[7][8][4] In line with his title, Figes offers an unqualifiedly negative assessment of the revolution due to its alleged failure to overcome the social inequality of the Tsarist era and its apparent unpopularity, expressed in various revolts against the Bolsheviks by 1921.
[6] The dominant colouring of the account has been described as "dark, at times completely black"[12] and the attribution of the Russian people's incapacity for self-government to their deep-seated political and cultural legacy said to advance a fatalistic philosophy of history.
[8][4][2] While Figes's first book used archival sources to offer a structural analysis of Russian peasant society through the quantitative method, A People's Tragedy consciously departs from this approach and puts the anecdote first in its pursuit of the individual experience of the revolution.
One reviewer contrasted the "aggressive promotion" of the book, which he considered "a market-driven piece of history", with the reception of its more scholarly predecessor, the "perceptive and path-breaking" Peasant Russia, Civil War (1989).

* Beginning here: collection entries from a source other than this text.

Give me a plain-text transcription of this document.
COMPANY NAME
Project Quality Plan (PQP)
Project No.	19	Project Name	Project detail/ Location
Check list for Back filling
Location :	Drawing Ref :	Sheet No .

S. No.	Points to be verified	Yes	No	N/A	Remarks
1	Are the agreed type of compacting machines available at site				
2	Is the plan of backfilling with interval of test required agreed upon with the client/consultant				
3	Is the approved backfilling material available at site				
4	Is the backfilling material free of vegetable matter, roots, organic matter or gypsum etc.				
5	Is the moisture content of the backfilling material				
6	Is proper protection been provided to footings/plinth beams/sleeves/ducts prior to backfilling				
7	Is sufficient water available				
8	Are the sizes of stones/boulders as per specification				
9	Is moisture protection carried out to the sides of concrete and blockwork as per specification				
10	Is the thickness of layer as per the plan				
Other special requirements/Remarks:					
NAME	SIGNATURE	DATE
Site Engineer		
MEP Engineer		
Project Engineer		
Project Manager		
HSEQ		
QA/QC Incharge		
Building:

[2] Richard J. Evans, Figes' predecessor at Birkbeck, characterised A People's Tragedy as "an almost self-consciously literary narrative of the Russian Revolution and Civil War, weaving in the stories of individuals, some of them very obscure, to the larger picture, and eschewing ... socioeconomic and statistical analysis", and thus an example of the unacknowledged "theoretical and methodological impact of postmodernism".